Epiphone sort ses griffes
On a essayé la guitare sur trois types d’amplis (à lampes, à transistors et hybride). Le constat est plus que 
positif. Dans tous les cas, ça sonne. On 
a la sensation d’obtenir un rendu proche d’un mélange entre des humbuckers classiques et des micros simples. Les graves sont présents, mais pas trop envahissants, et le son assez cristallin, chose plutôt surprenante pour des humbuckers d’obédience classique. On ne ressent pas de disparité de volume entre les micros, ni d’écart tonal vertigineux (on évite le cliché du micro manche très rond et chargé de graves et du micro chevalet ultra aigu et super mordant). Les notes sont bien articulées, audibles et plutôt précises, mais jamais froides. La position intermédiaire est superbe sur les sons clairs. Les sons crunch et et typés Overdrive sont à la fête, avec cette envie soudaine
 de riffer comme Malcolm Young ou Dave Grohl. On obtient un son avec 
le mordant qu’il faut pour accrocher les notes, mais aussi une enveloppe légèrement feutrée, qui évite le rendu général criard. C’est pas mal du tout. C’est même très bien quand on tient compte du tarif de la belle. Lorsqu’on pousse plus loin dans les grosses disto, il faut se méfier des larsens qu’on peut provoquer en raison de la caisse semi-creuse et des ouïes.
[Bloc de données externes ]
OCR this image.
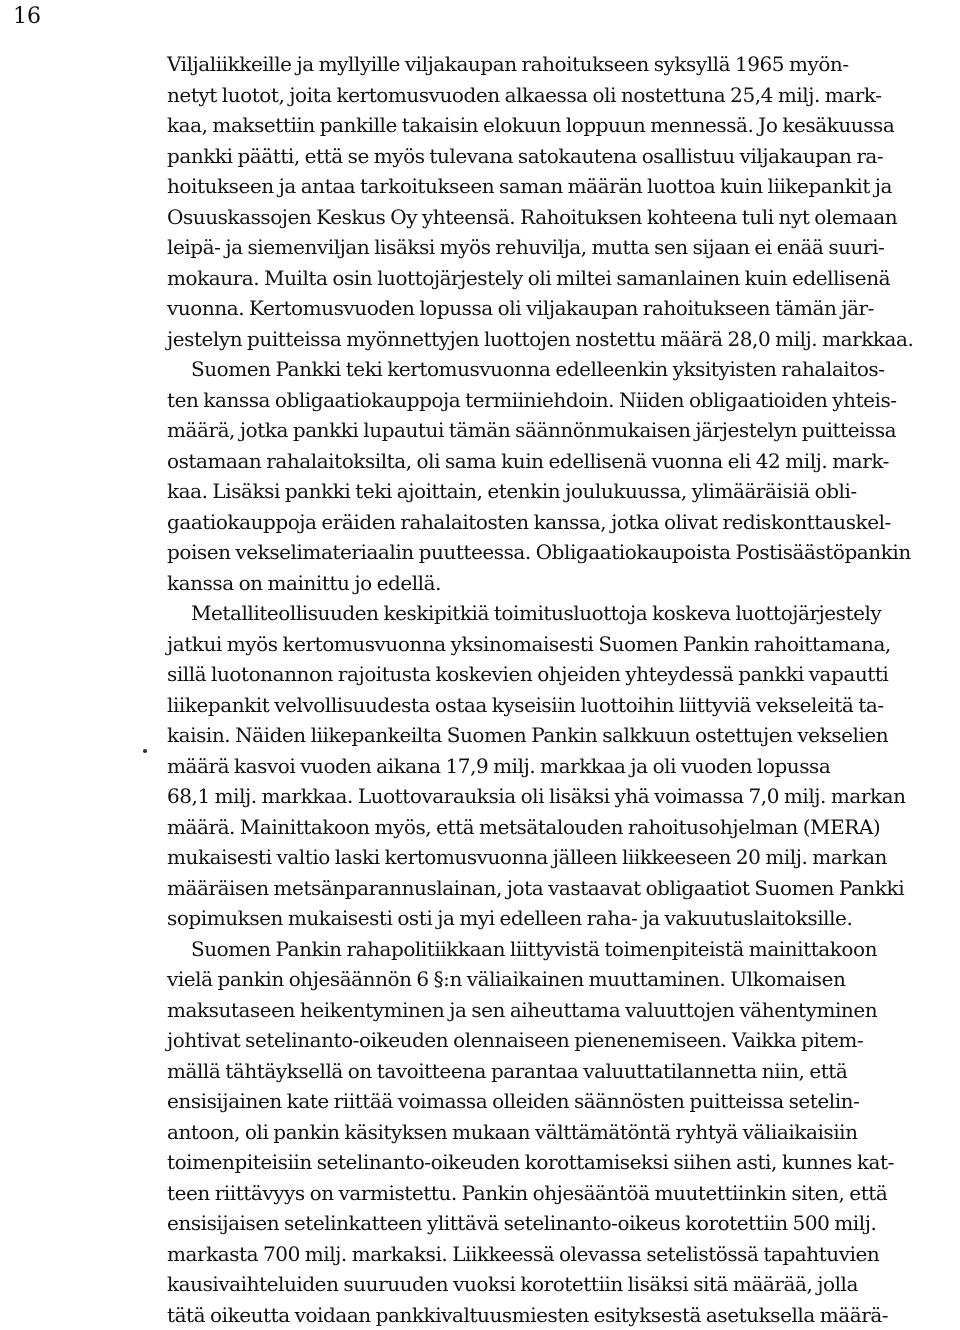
16
Viljaliikkeille ja myllyille viljakaupan rahoitukseen syksyllä 1965 myön-
netyt luotot, joita kertomusvuoden alkaessa oli nostettuna 25,4 milj. mark-
kaa, maksettiin pankille takaisin elokuun loppuun mennessä. Jo kesäkuussa
pankki päätti, että se myös tulevana satokautena osallistuu viljakaupan ra-
hoitukseen ja antaa tarkoitukseen saman määrän luottoa kuin liikepankit ja
Osuuskassojen Keskus Oy yhteensä. Rahoituksen kohteena tuli nyt olemaan
leipä- ja siemenviljan lisäksi myös rehuvilja, mutta sen sijaan ei enää suuri-
mokaura. Muilta osin luottojärjestely oli miltei samanlainen kuin edellisenä
vuonna. Kertomusvuoden lopussa oli viljakaupan rahoitukseen tämän jär-
jestelyn puitteissa myönnettyjen luottojen nostettu määrä 28,0 milj. markkaa.
Suomen Pankki teki kertomusvuonna edelleenkin yksityisten rahalaitos-
ten kanssa obligaatiokauppoja termiiniehdoin. Niiden obligaatioiden yhteis-
määrä, jotka pankki lupautui tämän säännönmukaisen järjestelyn puitteissa
ostamaan rahalaitoksilta, oli sama kuin edellisenä vuonna eli 42 milj. mark-
kaa. Lisäksi pankki teki ajoittain, etenkin joulukuussa, ylimääräisiä obli-
gaatiokauppoja eräiden rahalaitosten kanssa, jotka olivat rediskonttauskel-
poisen vekselimateriaalin puutteessa. Obligaatiokaupoista Postisäästöpankin
kanssa on mainittu jo edellä.
Metalliteollisuuden keskipitkiä toimitusluottoja koskeva luottojärjestely
jatkui myös kertomusvuonna yksinomaisesti Suomen Pankin rahoittamana,
sillä luotonannon rajoitusta koskevien ohjeiden yhteydessä pankki vapautti
liikepankit velvollisuudesta ostaa kyseisiin luottoihin liittyviä vekseleitä ta-
kaisin. Näiden liikepankeilta Suomen Pankin salkkuun ostettujen vekselien
määrä kasvoi vuoden aikana 17,9 milj. markkaa ja oli vuoden lopussa
68,1 milj. markkaa. Luottovarauksia oli lisäksi yhä voimassa 7,0 milj. markan
määrä. Mainittakoon myös, että metsätalouden rahoitusohjelman (MERA)
mukaisesti valtio laski kertomusvuonna jälleen liikkeeseen 20 milj. markan
määräisen metsänparannuslainan, jota vastaavat obligaatiot Suomen Pankki
sopimuksen mukaisesti osti ja myi edelleen raha- ja vakuutuslaitoksille.
Suomen Pankin rahapolitiikkaan liittyvistä toimenpiteistä mainittakoon
vielä pankin ohjesäännön 6 §:n väliaikainen muuttaminen. Ulkomaisen
maksutaseen heikentyminen ja sen aiheuttama valuuttojen vähentyminen
johtivat setelinanto-oikeuden olennaiseen pienenemiseen. Vaikka pitem-
mällä tähtäyksellä on tavoitteena parantaa valuuttatilannetta niin, että
ensisijainen kate riittää voimassa olleiden säännösten puitteissa setelin-
antoon, oli pankin käsityksen mukaan välttämätöntä ryhtyä väliaikaisiin
toimenpiteisiin setelinanto-oikeuden korottamiseksi siihen asti, kunnes kat-
teen riittävyys on varmistettu. Pankin ohjesääntöä muutettiinkin siten, että
ensisijaisen setelinkatteen ylittävä setelinanto-oikeus korotettiin 500 milj.
markasta 700 milj. markaksi. Liikkeessä olevassa setelistössä tapahtuvien
kausivaihteluiden suuruuden vuoksi korotettiin lisäksi sitä määrää, jolla
tätä oikeutta voidaan pankkivaltuusmiesten esityksestä asetuksella määrä-
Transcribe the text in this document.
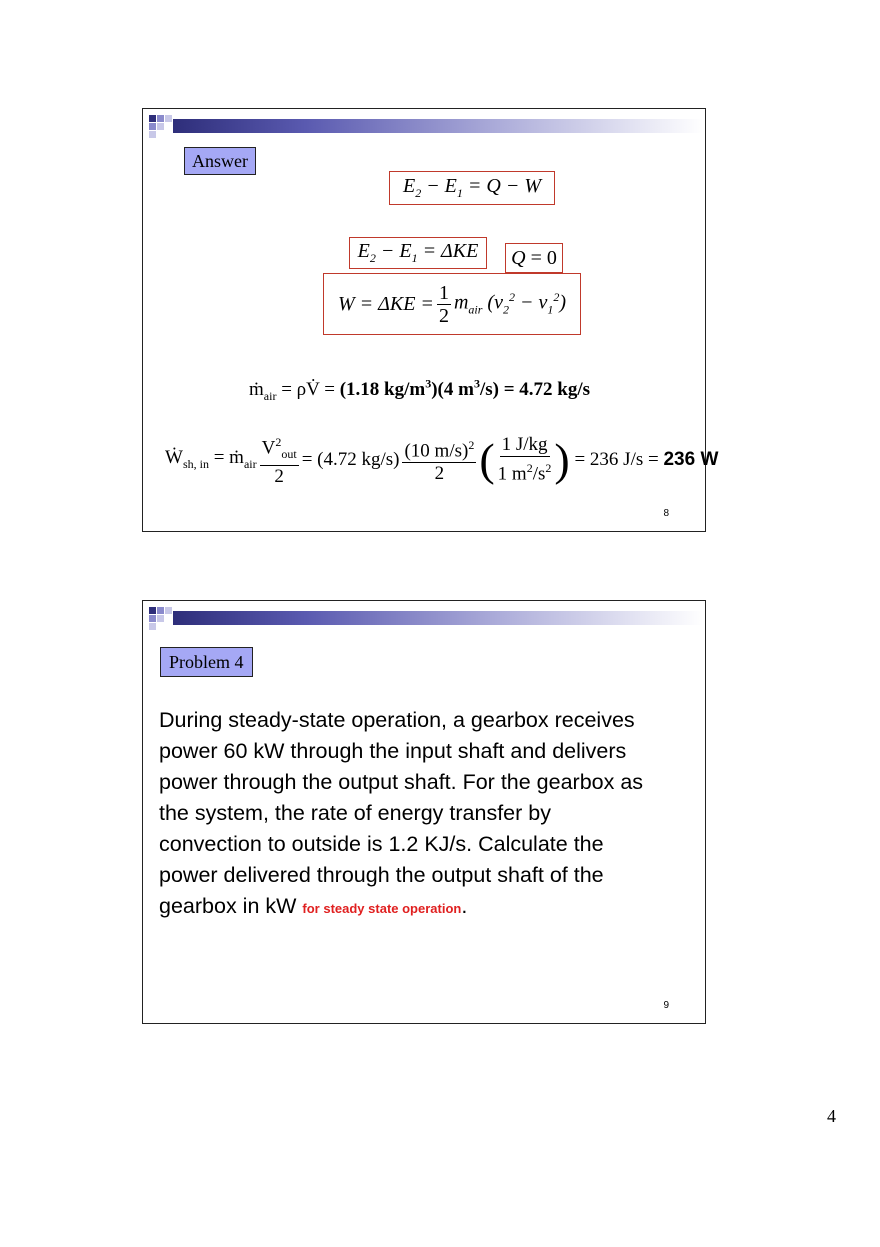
Answer
$E_2 - E_1 = Q - W$
$E_2 - E_1 = \Delta KE$ Q = 0
$W = \Delta KE = \frac{1}{2} m_{air}$ $(v_2^2 - v_1^2)$
ṁ$_{air}$ = ρV̇ = (1.18 $kg/m^3)(4$ $m^3/s) = 4.72$ kg/s
Ẇ$_{sh, in}$ = ṁ$_{air}$ $\frac{V^2_{out}}{2} = (4.72$ $kg/s) \frac{(10 m/s)^2}{2}$ ( $\frac{1 J/kg}{1 m^2/s^2}$ ) = 236 J/s = 236 W
8
Problem 4
During steady-state operation, a gearbox receives power 60 kW through the input shaft and delivers power through the output shaft. For the gearbox as the system, the rate of energy transfer by convection to outside is 1.2 KJ/s. Calculate the power delivered through the output shaft of the gearbox in kW for steady state operation.
9
4
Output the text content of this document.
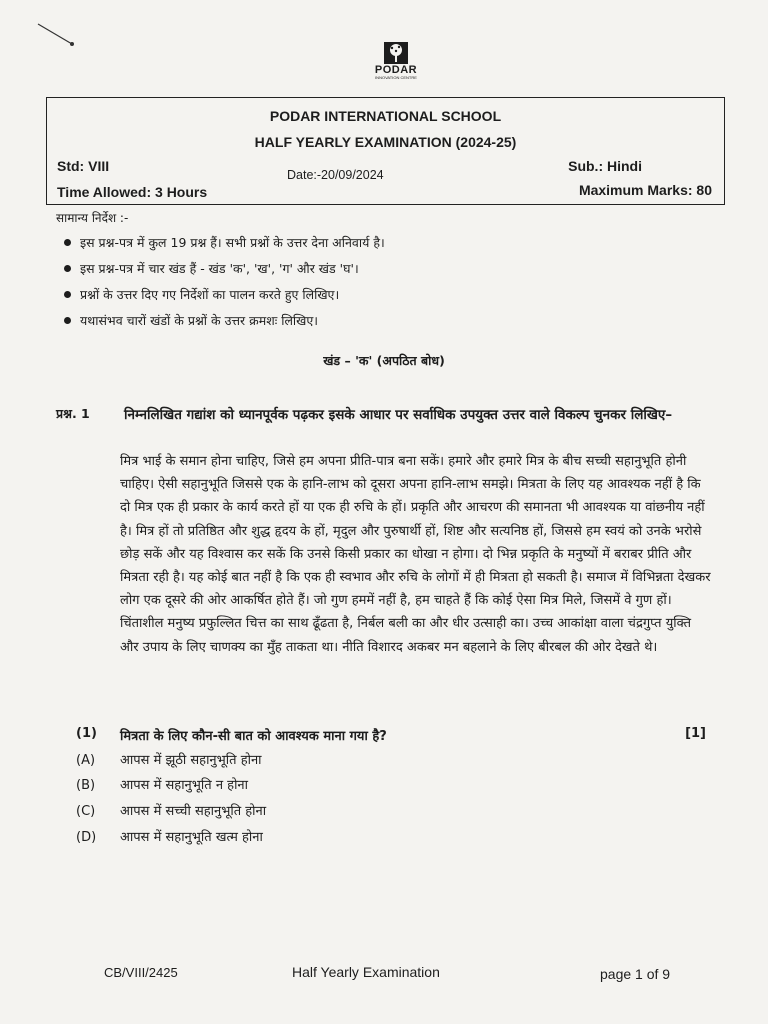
PODAR
INNOVATION CENTRE
PODAR INTERNATIONAL SCHOOL
HALF YEARLY EXAMINATION (2024-25)
Std: VIII
Date:-20/09/2024
Sub.: Hindi
Time Allowed: 3 Hours	Maximum Marks: 80
सामान्य निर्देश :-
इस प्रश्न-पत्र में कुल 19 प्रश्न हैं। सभी प्रश्नों के उत्तर देना अनिवार्य है।
इस प्रश्न-पत्र में चार खंड हैं - खंड 'क', 'ख', 'ग' और खंड 'घ'।
प्रश्नों के उत्तर दिए गए निर्देशों का पालन करते हुए लिखिए।
यथासंभव चारों खंडों के प्रश्नों के उत्तर क्रमशः लिखिए।
खंड – 'क' (अपठित बोध)
प्रश्न. 1	निम्नलिखित गद्यांश को ध्यानपूर्वक पढ़कर इसके आधार पर सर्वाधिक उपयुक्त उत्तर वाले विकल्प चुनकर लिखिए–
मित्र भाई के समान होना चाहिए, जिसे हम अपना प्रीति-पात्र बना सकें। हमारे और हमारे मित्र के बीच सच्ची सहानुभूति होनी चाहिए। ऐसी सहानुभूति जिससे एक के हानि-लाभ को दूसरा अपना हानि-लाभ समझे। मित्रता के लिए यह आवश्यक नहीं है कि दो मित्र एक ही प्रकार के कार्य करते हों या एक ही रुचि के हों। प्रकृति और आचरण की समानता भी आवश्यक या वांछनीय नहीं है। मित्र हों तो प्रतिष्ठित और शुद्ध हृदय के हों, मृदुल और पुरुषार्थी हों, शिष्ट और सत्यनिष्ठ हों, जिससे हम स्वयं को उनके भरोसे छोड़ सकें और यह विश्वास कर सकें कि उनसे किसी प्रकार का धोखा न होगा। दो भिन्न प्रकृति के मनुष्यों में बराबर प्रीति और मित्रता रही है। यह कोई बात नहीं है कि एक ही स्वभाव और रुचि के लोगों में ही मित्रता हो सकती है। समाज में विभिन्नता देखकर लोग एक दूसरे की ओर आकर्षित होते हैं। जो गुण हममें नहीं है, हम चाहते हैं कि कोई ऐसा मित्र मिले, जिसमें वे गुण हों। चिंताशील मनुष्य प्रफुल्लित चित्त का साथ ढूँढता है, निर्बल बली का और धीर उत्साही का। उच्च आकांक्षा वाला चंद्रगुप्त युक्ति और उपाय के लिए चाणक्य का मुँह ताकता था। नीति विशारद अकबर मन बहलाने के लिए बीरबल की ओर देखते थे।
(1) मित्रता के लिए कौन-सी बात को आवश्यक माना गया है?	[1]
(A) आपस में झूठी सहानुभूति होना
(B) आपस में सहानुभूति न होना
(C) आपस में सच्ची सहानुभूति होना
(D) आपस में सहानुभूति खत्म होना
CB/VIII/2425	Half Yearly Examination	page 1 of 9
Mais la poutre centrale permet de limiter les trop
 gros feedbacks. Vintage en apparence, plus contemporaine dans les faits sans jamais renier l’héritage de la marque, l’Uptown Kat ES fait très fort. Epiphone revient au premier plan en beauté.
Guillaume Ley – Photo : © Flavien Giraud

Caractéristiques

  • Type : Semi-hollowbody

  • Corps : érable/peuplier
  • Manche : acajou

  • Touche : ébène
  • Mécaniques : Grover Rotomatic 18:1
  • Chevalet : LockTone ABR

  • Micros : Probucker FB720 (x2)
  • Contrôles : volume (x2), tonalité, Master Volume, sélecteur à 3 positions
  • Origine : Indonésie
  • Prix : 599€
  • Distributeur : www.epiphone.com

Chat sauvage
Malgré son apparence vintage, la Wildkat (ancêtre de notre Uptown Kat du jour) n’est sortie qu’en 1999. Une vie plutôt courte pour une guitare pourtant pleine de charme, qui a connu quelques variations au cours de ses deux décennies d’existence. Il s’agit à la base d’une semi-hollow avec des micros de type P-90 et un chevalet vibrato Bigsby. Sortiront les modèles Standard, Deluxe, Aged Tiger, Royale et Black Royale et la Flamekat, aux finitions et équipements différents. Fut aussi produit le modèle Alleykat, équipée d’un chevalet fixe, d’un humbucker au chevalet et d’un mini humbucker au manche. C’est ce modèle désormais fabriquée qui se rapproche le plus de l’Uptown Kat ES.